The Big Data & Machine Learning team is highly visible within the company, at the front line of many of our customers' experience. The e-commerce space is dynamic, both in terms of customer experience and technologies, and we are looking for a strong technical and people manager to lead this team. You will coach and mentor your data engineering team, work closely with Product Management, Machine Learning Engineering and Data Science colleagues to define, refine, and drive delivery, facilitate and own technical decisions, and design, develop and deploy code into production. Radial's engineering managers are very technical and hands-on..
- Rapidly architect, design, prototype, implement and optimize architectures to tackle the Big Data and Data Science needs for the organization
- Guide an engineer team to develop modular code base to solve real world problems
- Lead regular peer code reviews to ensure code quality and compliance following best practices in the industry
- Work in cross-disciplinary teams within Radial to understand client needs and ingest rich data sources (transactional data, historical data, financial data, and operational data)
- Research, experiment, and utilize leading Big Data methodologies (Hadoop, HDP, Cloudera, Spark, Kafka, Netezza -IIAS and AWS) with cloud/on premise/hybrid hosting solutions
- Architect, implement, and test data processing pipelines, and data mining/data science algorithms on a variety of hosted settings (AWS, Azure and Radial’s own clusters)

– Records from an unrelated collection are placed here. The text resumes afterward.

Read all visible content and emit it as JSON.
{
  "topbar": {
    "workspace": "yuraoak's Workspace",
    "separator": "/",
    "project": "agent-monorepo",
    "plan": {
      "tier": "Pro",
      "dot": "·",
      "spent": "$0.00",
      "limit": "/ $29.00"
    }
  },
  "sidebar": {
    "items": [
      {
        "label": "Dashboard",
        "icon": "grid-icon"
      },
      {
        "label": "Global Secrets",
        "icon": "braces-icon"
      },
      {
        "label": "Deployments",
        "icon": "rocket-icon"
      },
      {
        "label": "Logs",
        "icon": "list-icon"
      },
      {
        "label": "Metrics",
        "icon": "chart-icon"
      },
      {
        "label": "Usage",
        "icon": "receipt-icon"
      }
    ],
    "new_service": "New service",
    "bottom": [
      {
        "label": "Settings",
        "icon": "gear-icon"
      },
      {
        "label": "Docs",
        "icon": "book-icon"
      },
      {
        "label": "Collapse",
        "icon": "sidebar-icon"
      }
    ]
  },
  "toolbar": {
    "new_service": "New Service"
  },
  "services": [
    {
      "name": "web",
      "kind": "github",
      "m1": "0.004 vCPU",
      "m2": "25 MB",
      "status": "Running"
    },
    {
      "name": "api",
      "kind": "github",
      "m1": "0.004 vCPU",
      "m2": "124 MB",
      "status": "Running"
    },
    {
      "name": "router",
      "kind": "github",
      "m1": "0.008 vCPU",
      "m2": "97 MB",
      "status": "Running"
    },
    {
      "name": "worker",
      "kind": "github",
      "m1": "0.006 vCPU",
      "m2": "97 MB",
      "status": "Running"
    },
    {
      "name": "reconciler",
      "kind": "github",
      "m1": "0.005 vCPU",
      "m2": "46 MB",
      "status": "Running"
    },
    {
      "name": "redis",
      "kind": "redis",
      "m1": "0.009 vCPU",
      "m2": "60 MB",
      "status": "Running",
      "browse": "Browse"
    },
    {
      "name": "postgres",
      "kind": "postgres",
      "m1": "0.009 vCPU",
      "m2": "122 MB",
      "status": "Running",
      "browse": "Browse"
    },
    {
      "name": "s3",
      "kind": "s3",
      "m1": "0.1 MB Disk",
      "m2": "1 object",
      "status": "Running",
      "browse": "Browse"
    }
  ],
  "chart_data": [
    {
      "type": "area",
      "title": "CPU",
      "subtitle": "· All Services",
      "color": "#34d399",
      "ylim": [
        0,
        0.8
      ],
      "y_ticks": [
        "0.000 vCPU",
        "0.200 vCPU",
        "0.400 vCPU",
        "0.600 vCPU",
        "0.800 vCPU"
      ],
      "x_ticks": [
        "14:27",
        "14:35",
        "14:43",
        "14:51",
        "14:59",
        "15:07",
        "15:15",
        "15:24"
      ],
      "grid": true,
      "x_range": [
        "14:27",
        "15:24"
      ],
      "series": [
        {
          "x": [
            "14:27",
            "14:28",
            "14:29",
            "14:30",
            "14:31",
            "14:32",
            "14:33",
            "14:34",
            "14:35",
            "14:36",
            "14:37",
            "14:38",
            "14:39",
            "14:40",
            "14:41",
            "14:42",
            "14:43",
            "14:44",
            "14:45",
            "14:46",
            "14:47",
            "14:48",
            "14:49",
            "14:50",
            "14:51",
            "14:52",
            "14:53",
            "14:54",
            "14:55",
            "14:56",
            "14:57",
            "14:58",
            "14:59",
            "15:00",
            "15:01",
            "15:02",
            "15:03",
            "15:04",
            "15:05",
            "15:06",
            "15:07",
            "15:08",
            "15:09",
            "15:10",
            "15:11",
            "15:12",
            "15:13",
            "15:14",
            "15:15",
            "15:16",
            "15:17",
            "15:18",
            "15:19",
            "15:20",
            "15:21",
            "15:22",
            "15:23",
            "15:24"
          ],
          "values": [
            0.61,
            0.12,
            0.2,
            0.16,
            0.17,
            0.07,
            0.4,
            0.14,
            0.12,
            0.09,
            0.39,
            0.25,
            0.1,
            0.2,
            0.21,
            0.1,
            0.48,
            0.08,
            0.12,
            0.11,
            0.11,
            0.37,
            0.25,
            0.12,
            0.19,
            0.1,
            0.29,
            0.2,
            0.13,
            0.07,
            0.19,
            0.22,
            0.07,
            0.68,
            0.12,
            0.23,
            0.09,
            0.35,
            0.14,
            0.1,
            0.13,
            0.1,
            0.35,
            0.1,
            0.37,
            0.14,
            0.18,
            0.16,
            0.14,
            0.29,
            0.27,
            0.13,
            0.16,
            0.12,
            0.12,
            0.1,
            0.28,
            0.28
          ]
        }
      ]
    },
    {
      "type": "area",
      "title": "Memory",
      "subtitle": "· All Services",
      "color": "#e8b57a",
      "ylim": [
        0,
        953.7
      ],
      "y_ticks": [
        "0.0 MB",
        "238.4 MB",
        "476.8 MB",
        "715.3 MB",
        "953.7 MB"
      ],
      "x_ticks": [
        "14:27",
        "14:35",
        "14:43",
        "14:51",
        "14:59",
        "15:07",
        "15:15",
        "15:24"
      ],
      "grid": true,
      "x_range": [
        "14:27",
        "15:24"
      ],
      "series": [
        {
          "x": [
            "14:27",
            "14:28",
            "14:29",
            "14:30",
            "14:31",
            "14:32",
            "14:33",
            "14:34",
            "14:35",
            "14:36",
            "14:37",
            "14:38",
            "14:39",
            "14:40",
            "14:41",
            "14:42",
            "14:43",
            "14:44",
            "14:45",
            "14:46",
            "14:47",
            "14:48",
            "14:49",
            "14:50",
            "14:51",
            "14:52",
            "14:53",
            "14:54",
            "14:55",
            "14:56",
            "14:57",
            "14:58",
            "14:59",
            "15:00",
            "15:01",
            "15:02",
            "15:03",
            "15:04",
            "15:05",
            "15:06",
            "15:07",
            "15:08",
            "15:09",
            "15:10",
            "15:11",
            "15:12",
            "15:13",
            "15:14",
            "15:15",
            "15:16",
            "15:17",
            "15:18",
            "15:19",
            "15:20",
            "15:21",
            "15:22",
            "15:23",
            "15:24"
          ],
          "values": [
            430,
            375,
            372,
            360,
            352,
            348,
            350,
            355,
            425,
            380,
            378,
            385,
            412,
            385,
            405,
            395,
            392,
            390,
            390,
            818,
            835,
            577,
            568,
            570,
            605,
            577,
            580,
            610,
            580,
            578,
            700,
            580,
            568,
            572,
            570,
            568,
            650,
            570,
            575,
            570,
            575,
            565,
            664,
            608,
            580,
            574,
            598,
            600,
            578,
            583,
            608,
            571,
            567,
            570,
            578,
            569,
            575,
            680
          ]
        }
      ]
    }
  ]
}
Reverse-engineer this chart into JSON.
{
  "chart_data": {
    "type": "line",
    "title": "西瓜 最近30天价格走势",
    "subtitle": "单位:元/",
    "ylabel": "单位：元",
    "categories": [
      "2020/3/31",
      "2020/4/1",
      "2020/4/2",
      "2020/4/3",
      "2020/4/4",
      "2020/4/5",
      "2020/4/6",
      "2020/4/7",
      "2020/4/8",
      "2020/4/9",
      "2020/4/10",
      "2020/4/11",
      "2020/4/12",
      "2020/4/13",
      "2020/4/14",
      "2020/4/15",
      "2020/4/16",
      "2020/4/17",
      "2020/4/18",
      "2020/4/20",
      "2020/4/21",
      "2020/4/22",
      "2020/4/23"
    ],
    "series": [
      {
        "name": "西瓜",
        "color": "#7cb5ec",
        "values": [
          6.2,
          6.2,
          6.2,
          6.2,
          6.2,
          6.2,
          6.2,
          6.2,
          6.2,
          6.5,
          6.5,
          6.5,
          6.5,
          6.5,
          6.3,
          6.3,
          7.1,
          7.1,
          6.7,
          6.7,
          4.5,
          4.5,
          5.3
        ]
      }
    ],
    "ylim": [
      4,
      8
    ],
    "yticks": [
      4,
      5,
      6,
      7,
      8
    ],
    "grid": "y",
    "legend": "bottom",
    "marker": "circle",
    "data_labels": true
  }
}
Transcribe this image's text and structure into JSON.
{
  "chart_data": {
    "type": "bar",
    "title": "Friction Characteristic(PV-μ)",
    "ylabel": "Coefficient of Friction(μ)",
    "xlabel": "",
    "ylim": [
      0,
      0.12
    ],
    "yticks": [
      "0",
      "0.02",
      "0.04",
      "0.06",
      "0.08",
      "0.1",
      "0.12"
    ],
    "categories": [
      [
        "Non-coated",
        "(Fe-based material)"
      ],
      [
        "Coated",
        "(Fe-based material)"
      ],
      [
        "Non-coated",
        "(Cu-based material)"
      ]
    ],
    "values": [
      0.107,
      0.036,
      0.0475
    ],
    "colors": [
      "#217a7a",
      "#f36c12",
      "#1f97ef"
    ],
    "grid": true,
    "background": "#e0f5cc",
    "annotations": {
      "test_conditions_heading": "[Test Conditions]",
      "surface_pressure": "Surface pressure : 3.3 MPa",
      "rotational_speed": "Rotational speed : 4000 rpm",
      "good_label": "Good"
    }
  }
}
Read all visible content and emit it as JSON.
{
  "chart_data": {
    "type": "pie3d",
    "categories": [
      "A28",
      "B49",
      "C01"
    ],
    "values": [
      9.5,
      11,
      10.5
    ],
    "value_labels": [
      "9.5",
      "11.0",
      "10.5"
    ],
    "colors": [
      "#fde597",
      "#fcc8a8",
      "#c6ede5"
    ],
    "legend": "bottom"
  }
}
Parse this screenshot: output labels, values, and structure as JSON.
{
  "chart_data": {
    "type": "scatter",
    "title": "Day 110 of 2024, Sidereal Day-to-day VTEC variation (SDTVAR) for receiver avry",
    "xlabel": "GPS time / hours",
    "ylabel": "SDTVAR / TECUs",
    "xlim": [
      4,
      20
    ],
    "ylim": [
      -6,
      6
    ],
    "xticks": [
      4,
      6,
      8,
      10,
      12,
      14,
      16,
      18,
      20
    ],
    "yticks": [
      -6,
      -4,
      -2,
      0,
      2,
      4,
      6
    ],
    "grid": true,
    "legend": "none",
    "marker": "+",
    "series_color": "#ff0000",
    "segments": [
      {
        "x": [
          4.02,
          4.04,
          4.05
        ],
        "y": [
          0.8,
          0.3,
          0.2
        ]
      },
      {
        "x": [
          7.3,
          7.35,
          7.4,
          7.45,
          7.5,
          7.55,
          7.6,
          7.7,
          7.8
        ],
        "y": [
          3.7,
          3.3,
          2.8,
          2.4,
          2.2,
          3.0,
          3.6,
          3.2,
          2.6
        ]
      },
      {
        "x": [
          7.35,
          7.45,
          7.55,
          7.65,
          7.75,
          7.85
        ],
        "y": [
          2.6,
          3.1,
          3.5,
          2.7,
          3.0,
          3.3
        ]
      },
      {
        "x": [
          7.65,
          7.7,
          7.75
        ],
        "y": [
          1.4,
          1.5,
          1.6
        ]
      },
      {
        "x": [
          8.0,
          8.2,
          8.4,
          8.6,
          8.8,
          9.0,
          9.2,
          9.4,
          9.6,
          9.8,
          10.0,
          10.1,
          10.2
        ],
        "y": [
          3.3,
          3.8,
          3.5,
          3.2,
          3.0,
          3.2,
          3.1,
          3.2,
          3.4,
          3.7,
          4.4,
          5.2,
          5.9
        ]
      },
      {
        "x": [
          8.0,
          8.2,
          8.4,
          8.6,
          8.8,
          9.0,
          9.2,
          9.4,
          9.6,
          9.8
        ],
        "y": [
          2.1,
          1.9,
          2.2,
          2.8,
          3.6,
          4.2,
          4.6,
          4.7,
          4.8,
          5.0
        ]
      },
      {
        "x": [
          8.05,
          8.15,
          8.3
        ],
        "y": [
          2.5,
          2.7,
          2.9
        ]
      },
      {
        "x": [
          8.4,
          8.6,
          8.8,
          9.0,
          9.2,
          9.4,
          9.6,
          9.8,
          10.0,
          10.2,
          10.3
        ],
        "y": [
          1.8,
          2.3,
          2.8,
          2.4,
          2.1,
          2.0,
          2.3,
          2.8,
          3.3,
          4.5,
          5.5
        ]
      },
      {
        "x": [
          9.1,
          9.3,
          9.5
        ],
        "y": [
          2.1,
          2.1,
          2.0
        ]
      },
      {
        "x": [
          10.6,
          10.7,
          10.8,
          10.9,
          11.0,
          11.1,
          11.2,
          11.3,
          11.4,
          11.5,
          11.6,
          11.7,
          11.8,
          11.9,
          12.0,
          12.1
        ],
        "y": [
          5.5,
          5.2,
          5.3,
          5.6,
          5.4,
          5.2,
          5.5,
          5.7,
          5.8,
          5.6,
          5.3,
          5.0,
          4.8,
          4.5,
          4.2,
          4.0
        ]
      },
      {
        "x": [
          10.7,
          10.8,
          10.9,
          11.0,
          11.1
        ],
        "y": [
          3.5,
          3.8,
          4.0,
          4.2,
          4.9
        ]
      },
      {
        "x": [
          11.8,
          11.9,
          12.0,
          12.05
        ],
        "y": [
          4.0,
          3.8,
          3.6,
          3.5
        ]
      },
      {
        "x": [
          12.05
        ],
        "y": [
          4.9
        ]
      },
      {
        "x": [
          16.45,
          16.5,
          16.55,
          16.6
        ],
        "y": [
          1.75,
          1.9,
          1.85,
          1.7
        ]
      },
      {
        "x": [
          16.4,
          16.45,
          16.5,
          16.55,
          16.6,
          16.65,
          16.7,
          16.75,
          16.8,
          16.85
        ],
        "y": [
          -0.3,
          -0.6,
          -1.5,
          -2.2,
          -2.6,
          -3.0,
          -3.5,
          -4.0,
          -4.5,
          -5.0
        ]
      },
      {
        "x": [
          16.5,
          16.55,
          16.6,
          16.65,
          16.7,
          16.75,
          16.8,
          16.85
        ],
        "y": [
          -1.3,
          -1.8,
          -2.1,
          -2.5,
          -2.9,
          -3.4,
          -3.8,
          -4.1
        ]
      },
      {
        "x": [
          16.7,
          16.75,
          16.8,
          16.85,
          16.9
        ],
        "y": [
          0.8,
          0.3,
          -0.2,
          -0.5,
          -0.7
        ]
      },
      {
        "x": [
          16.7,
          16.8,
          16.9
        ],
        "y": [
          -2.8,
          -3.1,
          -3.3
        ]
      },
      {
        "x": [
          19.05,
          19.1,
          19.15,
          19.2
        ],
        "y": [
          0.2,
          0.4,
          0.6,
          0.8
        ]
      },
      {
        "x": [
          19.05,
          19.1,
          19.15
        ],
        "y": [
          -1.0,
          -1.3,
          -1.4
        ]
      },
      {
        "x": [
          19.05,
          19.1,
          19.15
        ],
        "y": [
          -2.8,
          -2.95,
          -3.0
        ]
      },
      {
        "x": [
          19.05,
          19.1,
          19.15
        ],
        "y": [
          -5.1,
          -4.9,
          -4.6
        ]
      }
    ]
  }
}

- Provide proficient documentation and operating guidance for users of all levels
- Translate advanced business analytics problems into technical approaches that yield actionable recommendations across multiple and diverse domains
- Communicate results and educate others through design and build of insightful visualizations, reports and presentations
- Develop skills in capturing business requirement and translation, hypothesis-driven consulting, work stream and project management and client relationship development
- Help drive the process for pursuing innovations, target solutions, and extendable platforms for Radial Participate in developing and presenting thought leadership, and assist in ensuring that Radial’s technology stack incorporates and is optimized for using specific technologies
- Minimum of 4-5 years of big data experience with multiple programming languages and technologies with a minimum of two years of relevant ML experience
- Ability to manage less complex engagements and should have demonstrated risk management & project management skills
- Bachelor's degree or Master's degree from an accredited college/university in Computer Science, Computer Engineering, or related field PhD with minimum two years of big data and machine learning implementation experience
- Demonstrated ability to communicate complex technical concepts succinctly to non-technical colleagues, understand & manage interdependencies between all facets of a project
- Demonstrated ability to manage the team to drive engagements to successful closure and also the ability to mentor others
- Strong ability to rapidly ingest, transform, engineer, and visualize data for both ad-hoc and product-level (e.g., automated) data & analytics solutions
- Market-leading fluency in several programming languages such as Python, Scala, or Java, with the ability to pick up new languages and technologies quickly
- Understanding of cloud and distributed systems principles, including load balancing, networks, scaling, in-memory vs. disk, caching, high throughput with low latency solutions.
- Experience with large-scale big data methods such as MapReduce, Hadoop, Spark, Hive, Impala, or Storm Full-stack development capability is preferred
- Proficiency with programming methodologies such as version control, testing, QA, and development methodologies such as Waterfall and Agile
- Ability to work efficiently under Unix/Linux environment with experience with source code management systems like GIT Experience with object-oriented design, coding and testing patterns as well as experience in engineering (commercial or open source) software platforms and large-scale data infrastructures
- Familiarity with different architecture patterns of development such as Event Driven, SOA, micro services, functional programming, Lambda Capability to architect highly scalable distributed systems, using different open source tools.